Le chemin jusqu’au bas de la montagne est loin, mais les jambes de Zenon sont fébriles. Plus il s’éloigne et plus ses pas sont bonds, esquivant ça et là les restes de carcasses métalliques envahies par la mousse. Dans le ciel, des nuages aux ventres dorés s’effilochent avec paresse.
Il n’y a plus personne ici, juste eux et lui.
Puis cet air pur, qui sent la mer et la pluie.

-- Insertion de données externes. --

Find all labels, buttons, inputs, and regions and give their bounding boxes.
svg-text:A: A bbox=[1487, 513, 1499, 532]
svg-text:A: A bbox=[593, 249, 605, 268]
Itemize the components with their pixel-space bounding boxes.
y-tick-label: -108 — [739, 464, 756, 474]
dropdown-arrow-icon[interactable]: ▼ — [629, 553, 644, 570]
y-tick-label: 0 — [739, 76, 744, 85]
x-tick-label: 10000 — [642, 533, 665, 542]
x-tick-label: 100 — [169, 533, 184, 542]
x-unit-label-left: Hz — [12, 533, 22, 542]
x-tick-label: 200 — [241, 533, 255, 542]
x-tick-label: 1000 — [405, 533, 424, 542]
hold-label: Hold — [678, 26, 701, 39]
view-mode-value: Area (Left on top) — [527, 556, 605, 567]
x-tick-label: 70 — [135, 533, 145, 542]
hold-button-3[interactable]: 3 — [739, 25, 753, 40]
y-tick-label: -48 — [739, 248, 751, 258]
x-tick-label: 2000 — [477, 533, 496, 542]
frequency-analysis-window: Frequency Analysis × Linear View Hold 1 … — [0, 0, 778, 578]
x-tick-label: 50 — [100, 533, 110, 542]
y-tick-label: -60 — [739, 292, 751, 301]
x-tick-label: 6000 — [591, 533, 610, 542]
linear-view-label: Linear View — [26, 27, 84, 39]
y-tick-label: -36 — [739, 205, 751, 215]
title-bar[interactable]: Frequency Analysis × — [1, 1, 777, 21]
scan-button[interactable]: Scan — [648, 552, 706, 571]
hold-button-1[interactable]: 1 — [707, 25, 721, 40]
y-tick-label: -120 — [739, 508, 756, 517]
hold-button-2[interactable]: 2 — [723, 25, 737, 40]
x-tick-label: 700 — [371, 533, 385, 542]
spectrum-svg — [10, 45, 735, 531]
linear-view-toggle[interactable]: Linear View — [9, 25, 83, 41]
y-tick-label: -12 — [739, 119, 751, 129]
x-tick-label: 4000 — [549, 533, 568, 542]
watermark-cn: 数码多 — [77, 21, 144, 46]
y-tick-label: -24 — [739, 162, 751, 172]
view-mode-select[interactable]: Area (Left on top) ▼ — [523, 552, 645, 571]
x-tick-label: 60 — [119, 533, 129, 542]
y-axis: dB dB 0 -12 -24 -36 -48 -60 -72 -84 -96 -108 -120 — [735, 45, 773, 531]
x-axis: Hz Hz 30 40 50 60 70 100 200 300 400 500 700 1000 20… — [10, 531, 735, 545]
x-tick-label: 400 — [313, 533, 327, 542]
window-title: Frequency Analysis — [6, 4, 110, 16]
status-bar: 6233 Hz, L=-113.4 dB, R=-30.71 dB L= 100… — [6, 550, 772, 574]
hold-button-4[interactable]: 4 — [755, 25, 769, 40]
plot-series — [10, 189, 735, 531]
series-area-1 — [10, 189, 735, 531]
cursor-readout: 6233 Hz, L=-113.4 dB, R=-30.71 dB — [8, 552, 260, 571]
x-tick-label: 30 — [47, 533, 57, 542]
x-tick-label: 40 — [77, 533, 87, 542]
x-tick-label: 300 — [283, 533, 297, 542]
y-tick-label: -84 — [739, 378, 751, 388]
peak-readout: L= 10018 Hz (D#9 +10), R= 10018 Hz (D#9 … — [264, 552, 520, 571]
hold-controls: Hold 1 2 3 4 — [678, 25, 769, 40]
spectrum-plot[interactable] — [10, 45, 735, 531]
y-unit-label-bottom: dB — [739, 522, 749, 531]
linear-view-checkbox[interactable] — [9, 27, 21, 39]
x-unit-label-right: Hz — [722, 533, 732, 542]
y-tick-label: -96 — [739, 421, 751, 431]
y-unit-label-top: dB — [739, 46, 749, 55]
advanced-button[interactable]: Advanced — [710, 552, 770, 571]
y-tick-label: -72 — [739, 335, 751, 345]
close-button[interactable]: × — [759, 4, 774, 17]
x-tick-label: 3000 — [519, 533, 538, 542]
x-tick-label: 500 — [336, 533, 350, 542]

Comme chaque jour de chaque décennie, les vagues ont redoublé de force et déposé sur la côte un sacré fouillis. Zenon s’arrête un instant pour contempler les reliques, admirer celles que le sel n’a pas trop abîmées. Ici, un réfrigérateur, là les restes d’un fauteuil. Il y a tant d’objets mi-échoués que Zenon a la tête qui tourne. Une pensée pour Linos : s’il ne lui ramène rien d’intéressant, il va bouder.
Bon.
Penchant sa longue carcasse, Zenon commence à fouiller. Ses orteils s’enfoncent dans le sable, puis l’eau tiède. Alors qu’il repousse ce qui ressemble à une grande antenne, une vague lui arrive aux genoux et amène avec elle un petit choc.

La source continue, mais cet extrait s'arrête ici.